Having been in recruitment for 15 years I have met thousands of potential job seekers. On the whole it is me asking the questions so that I am able to ascertain the information that I need to match candidates and clients alike. Recently I was asked a very simple but pertinent question by one job seeker. The question; “what makes a good candidate?”
It's a great question and I guess to some degree from a recruiter’s perspective it depends on what their clients are looking for. If it is purely technical skills then that might be all that matters however in my role as a legal recruiter specialising in assisting some of the biggest UK companies recruit in-house lawyers they and ultimately I, are interested in a whole host of elements.

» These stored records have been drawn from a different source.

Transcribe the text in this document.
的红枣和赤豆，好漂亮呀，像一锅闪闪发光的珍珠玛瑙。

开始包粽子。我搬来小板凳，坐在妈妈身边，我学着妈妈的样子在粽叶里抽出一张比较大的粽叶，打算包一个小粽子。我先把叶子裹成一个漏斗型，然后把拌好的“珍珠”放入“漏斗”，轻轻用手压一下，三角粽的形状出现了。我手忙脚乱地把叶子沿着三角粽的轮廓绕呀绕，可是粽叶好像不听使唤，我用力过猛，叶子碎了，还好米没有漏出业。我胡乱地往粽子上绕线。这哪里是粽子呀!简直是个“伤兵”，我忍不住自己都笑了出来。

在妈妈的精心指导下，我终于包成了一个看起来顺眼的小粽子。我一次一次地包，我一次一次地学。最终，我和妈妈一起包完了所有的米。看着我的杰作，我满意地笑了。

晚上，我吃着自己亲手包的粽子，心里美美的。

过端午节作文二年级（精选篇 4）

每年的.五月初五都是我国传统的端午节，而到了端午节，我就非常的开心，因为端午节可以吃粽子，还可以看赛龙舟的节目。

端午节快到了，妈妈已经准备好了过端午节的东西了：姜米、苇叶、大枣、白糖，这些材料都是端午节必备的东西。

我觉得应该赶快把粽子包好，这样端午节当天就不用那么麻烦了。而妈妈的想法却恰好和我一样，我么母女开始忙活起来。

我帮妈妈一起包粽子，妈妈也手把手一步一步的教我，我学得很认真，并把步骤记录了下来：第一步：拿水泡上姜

Having given the question some though here are my thoughts on what makes a good candidate.
In this blog I am not focusing on career success, more what is it about a person when I meet them that makes me excited to be representing them.
Some of the most impressive candidates that I have met didn’t initially look anymore impressive on paper than other CVs but what set them apart was a mixture of personality and their impact. If I have learnt one thing over my 15 years in business it is that people buy (in) to people and ultimately it is personality that most of my clients have focused on over the years when making their recruitment decisions.
Below are key headers to focus on so that you stand out from the crowd in a positive way and increase your chances of having an impact on people, particularly in an interview or professional situation.
1. It’s not what you say, it’s how you say it. Even a good joke told badly or in a monotone fashion is boring. Communicate what you have done and what you might be looking for with passion!
2. Understand ‘YOUR’ achievements. Be clear on what ‘you’ did as opposed to ‘we’. Know what you want to tell the interviewer about your experience. There is nothing worse than trying to get blood out of a stone or alternatively have to listen to too much information.
3. Make sure you listen to the question and don’t interrupt too often. If you do interrupt this communicates that you see yourself as more important than who you are speaking to, or impatient. Either way not great attributes.
4. Dress appropriately. In the odd occasion where a suit might not be required make sure you err on caution.
5. Manage your emotions. Most interviewers recognise that most people get nervous at interview. Sometimes the more you want a job the more nervous you can be. Experience of interviews is often the key to overcoming nerves so get some experience if you can. If you have not interviewed for some years go for a job interview even if you are not fully convinced it is the job for you. Getting the experience will be invaluable.
6. Start and end with a strong hand-shake (not a bone crusher!) and keep eye contact (without staring!) This is all about having presence and confidence.
Ultimately, people will remember how you made them feel long after they’ve forgotten what you said.